During the “Commanders-in-Chief: Playing the President” panel at the New Yorker Festival, Woodard, who played President Constance Payton in the short-lived NBC series State of Affairs, referred to the current election as stranger than fiction.
“I just texted a friend today saying, ‘If this campaign was a script, it would never get a greenlight,'” Woodard said at Sunday’s panel, two days after a video featuring Republican presidential nominee Donald Trump making graphic comments about women was released.
“We’re going to have a hard time cleaning up the atmosphere because what [Trump] has done is legitimize expressing your open hatred, things we should be very embarrassed about and very ashamed of, things that we would say in our dens or with our friends when we got really drunk or when you weren’t really drunk,” she said. “He’s legitimized it because a successful white man stood up and said it, so it’s like, ‘Well, then I’m not that bad.'”

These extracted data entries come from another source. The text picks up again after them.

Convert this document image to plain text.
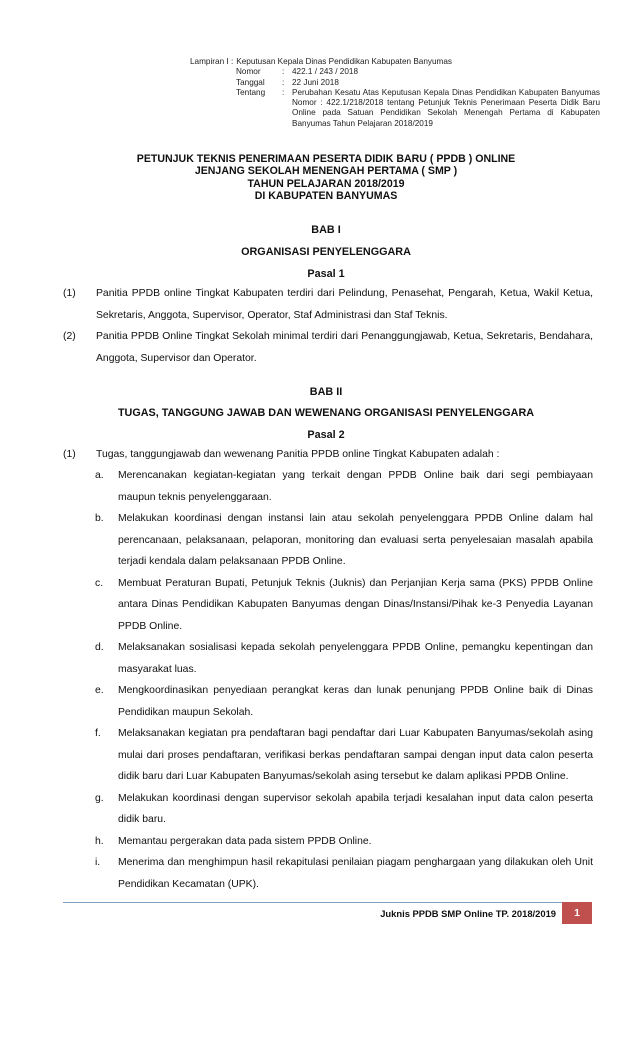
Lampiran I : Keputusan Kepala Dinas Pendidikan Kabupaten Banyumas
Nomor	: 422.1 / 243 / 2018
Tanggal	: 22 Juni 2018
Tentang	: Perubahan Kesatu Atas Keputusan Kepala Dinas Pendidikan Kabupaten Banyumas Nomor : 422.1/218/2018 tentang Petunjuk Teknis Penerimaan Peserta Didik Baru Online pada Satuan Pendidikan Sekolah Menengah Pertama di Kabupaten Banyumas Tahun Pelajaran 2018/2019
PETUNJUK TEKNIS PENERIMAAN PESERTA DIDIK BARU ( PPDB ) ONLINE
JENJANG SEKOLAH MENENGAH PERTAMA ( SMP )
TAHUN PELAJARAN 2018/2019
DI KABUPATEN BANYUMAS
BAB I
ORGANISASI PENYELENGGARA
Pasal 1
(1)	Panitia PPDB online Tingkat Kabupaten terdiri dari Pelindung, Penasehat, Pengarah, Ketua, Wakil Ketua, Sekretaris, Anggota, Supervisor, Operator, Staf Administrasi dan Staf Teknis.
(2)	Panitia PPDB Online Tingkat Sekolah minimal terdiri dari Penanggungjawab, Ketua, Sekretaris, Bendahara, Anggota, Supervisor dan Operator.
BAB II
TUGAS, TANGGUNG JAWAB DAN WEWENANG ORGANISASI PENYELENGGARA
Pasal 2
(1)	Tugas, tanggungjawab dan wewenang Panitia PPDB online Tingkat Kabupaten adalah :
a.	Merencanakan kegiatan-kegiatan yang terkait dengan PPDB Online baik dari segi pembiayaan maupun teknis penyelenggaraan.
b.	Melakukan koordinasi dengan instansi lain atau sekolah penyelenggara PPDB Online dalam hal perencanaan, pelaksanaan, pelaporan, monitoring dan evaluasi serta penyelesaian masalah apabila terjadi kendala dalam pelaksanaan PPDB Online.
c.	Membuat Peraturan Bupati, Petunjuk Teknis (Juknis) dan Perjanjian Kerja sama (PKS) PPDB Online antara Dinas Pendidikan Kabupaten Banyumas dengan Dinas/Instansi/Pihak ke-3 Penyedia Layanan PPDB Online.
d.	Melaksanakan sosialisasi kepada sekolah penyelenggara PPDB Online, pemangku kepentingan dan masyarakat luas.
e.	Mengkoordinasikan penyediaan perangkat keras dan lunak penunjang PPDB Online baik di Dinas Pendidikan maupun Sekolah.
f.	Melaksanakan kegiatan pra pendaftaran bagi pendaftar dari Luar Kabupaten Banyumas/sekolah asing mulai dari proses pendaftaran, verifikasi berkas pendaftaran sampai dengan input data calon peserta didik baru dari Luar Kabupaten Banyumas/sekolah asing tersebut ke dalam aplikasi PPDB Online.
g.	Melakukan koordinasi dengan supervisor sekolah apabila terjadi kesalahan input data calon peserta didik baru.
h.	Memantau pergerakan data pada sistem PPDB Online.
i.	Menerima dan menghimpun hasil rekapitulasi penilaian piagam penghargaan yang dilakukan oleh Unit Pendidikan Kecamatan (UPK).
Juknis PPDB SMP Online TP. 2018/2019	1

But Woodard is optimistic that the next generation, noticeably more progressive than the last, will be strong and smart enough to fight the toxicity that has arisen out of the ongoing election.
“I don’t know how our children are going to absorb it, what they’re going to think. I hope they say, ‘You know what, those people are full of you-know-what. That generation, get your social security and be gone,'” she said.
The panel also included Independence Day‘s Bill Pullman and Scandal‘s Tony Goldwyn, who says the one good thing about this election is that it has revealed our nation’s demons and spurred plenty of activism. Goldwyn hopes that activist spirit continues in young people even after the election ends.
“In the generation I grew up in, activism was, like, boring and no one did it. My kids, who are Alfre’s kids’ age, consider it a personal responsibility to be activists, and that I find very exciting and encouraging,” Goldwyn said. “I just hope people now hold our leader’s feet to the fire and that the Black Lives Matter movement just gets stronger and people who feel that coal has left their district and their families don’t have jobs get active and engaged in the process, because I think that is what ultimately makes this country what this country is. It’s sometimes ugly and it’s messy, but that’s how we do. That’s how we get on. So that all I find discomforting, but also really encouraging.”